To show what I mean, I stripped away a lot of the model complexity and just focused on the truncated normal parameter u and its use in a regression model. Here is R code I used for a simplified simulation of just this part of the generative model
Simulation.R (1020 Bytes)
And here is the stripped down Stan model I used:
data {
int<lower=0> N;
vector[N] Y;
int<lower=0> Q; // Number of expla
matrix[N,Q] Z; // matrix for regression
}
parameters {
vector[Q] zeta;
real alpha;
real<lower=0> sigma_u;
vector<lower=0>[N] u;
real<lower=0> sigma;
}
model {
// u regression intercept and sd
alpha ~ normal(0, 0.5);
sigma_u ~ normal(0.25,1);
// data regression sd
sigma ~ gamma(1,1);
// Z regression slope
zeta ~ normal(1,0.25);
u ~ normal(alpha + Z*zeta, sigma_u);
Y ~ normal(- u , sigma);
And here’s a pairs plot from one run of the simulation + model (there were lots of warnings about rhats and low Bayesian fraction of missing information estimates)
Notice the striking correlation between sigma and sigma_u, which is evidence of the identifiability issue I mentioned.

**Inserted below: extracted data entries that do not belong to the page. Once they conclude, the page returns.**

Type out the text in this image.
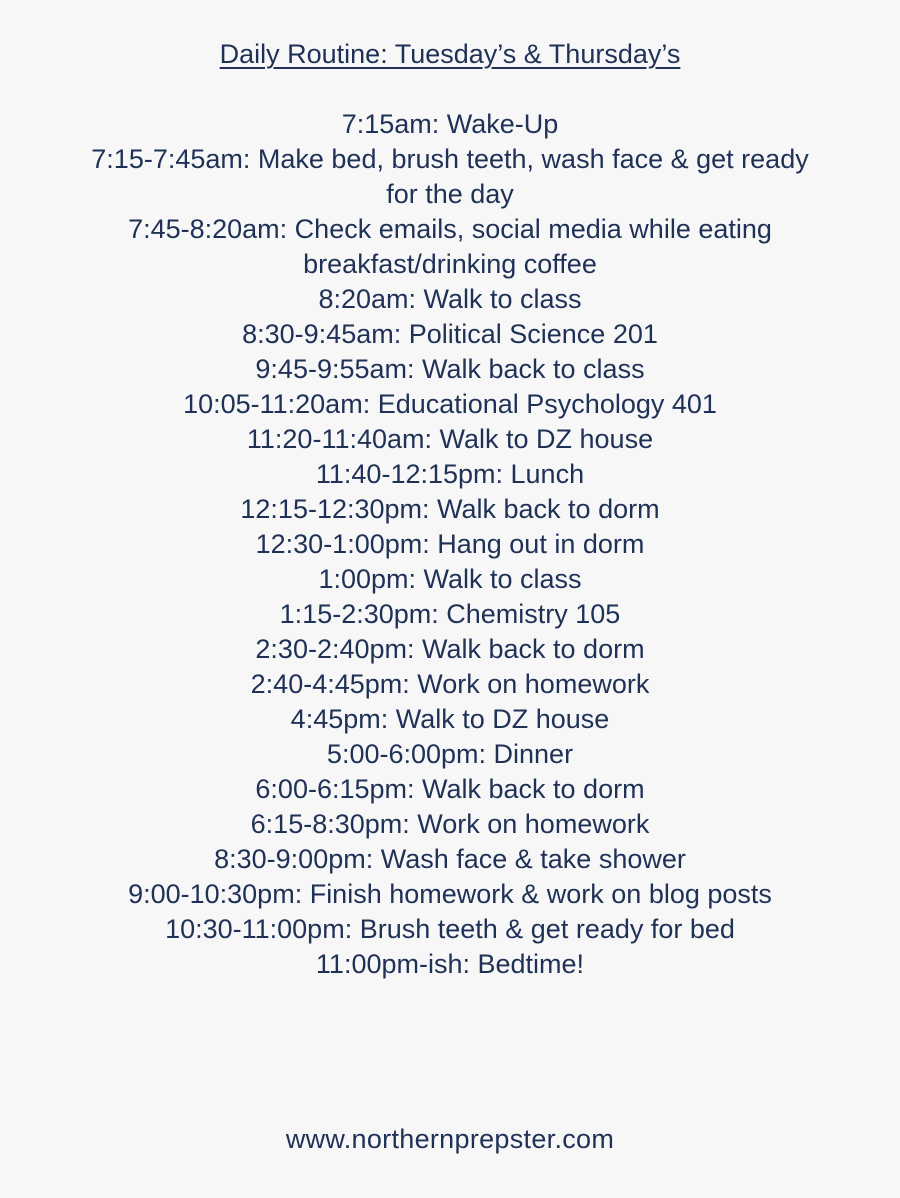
Daily Routine: Tuesday’s & Thursday’s
7:15am: Wake-Up
7:15-7:45am: Make bed, brush teeth, wash face & get ready for the day
7:45-8:20am: Check emails, social media while eating breakfast/drinking coffee
8:20am: Walk to class
8:30-9:45am: Political Science 201
9:45-9:55am: Walk back to class
10:05-11:20am: Educational Psychology 401
11:20-11:40am: Walk to DZ house
11:40-12:15pm: Lunch
12:15-12:30pm: Walk back to dorm
12:30-1:00pm: Hang out in dorm
1:00pm: Walk to class
1:15-2:30pm: Chemistry 105
2:30-2:40pm: Walk back to dorm
2:40-4:45pm: Work on homework
4:45pm: Walk to DZ house
5:00-6:00pm: Dinner
6:00-6:15pm: Walk back to dorm
6:15-8:30pm: Work on homework
8:30-9:00pm: Wash face & take shower
9:00-10:30pm: Finish homework & work on blog posts
10:30-11:00pm: Brush teeth & get ready for bed
11:00pm-ish: Bedtime!
www.northernprepster.com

Using this model instead, where all I changed was replaced sigma_u with a constant significantly improved model fit and performance:
data {
int<lower=0> N;
vector[N] Y;
int<lower=0> Q; // Number of expla
matrix[N,Q] Z; // matrix for regression
}
parameters {
vector[Q] zeta;
real alpha;
vector<lower=0>[N] u;
real<lower=0> sigma;
}
model {
// u regression intercept and sd
alpha ~ normal(0, 0.5);
// data regression sd
sigma ~ gamma(1,1);
// Z regression slope
zeta ~ normal(1,0.25);
u ~ normal(alpha + Z*zeta, 1);
Y ~ normal(- u , sigma);
And the model’s estimate of the us agrees well with the simulated values, as shown in this plot (red line is y = x):
You might also notice that I changed the priors for several of the parameters as well. That is because I did some prior predictive simulations to make sure that there wasn’t significant prior density < 0 for u, though these changes did not seem to significantly alter model performance. The script to reproduce the prior predictive simulations is here
Priors.R (1.3 KB)
I fit the over-simplified model to your data (so left out all of the other covariate data), and the model fit really well, though there were still some tail effective sample size warnings. You could try some other tricks like standardizing your regression covariates (that has helped some of my complicated linear models). I haven’t tried fitting a full model with all of the regression parameters to your data, but I hope this helps with the truncated normal parameter that seemed to be causing many of the model convergence issues.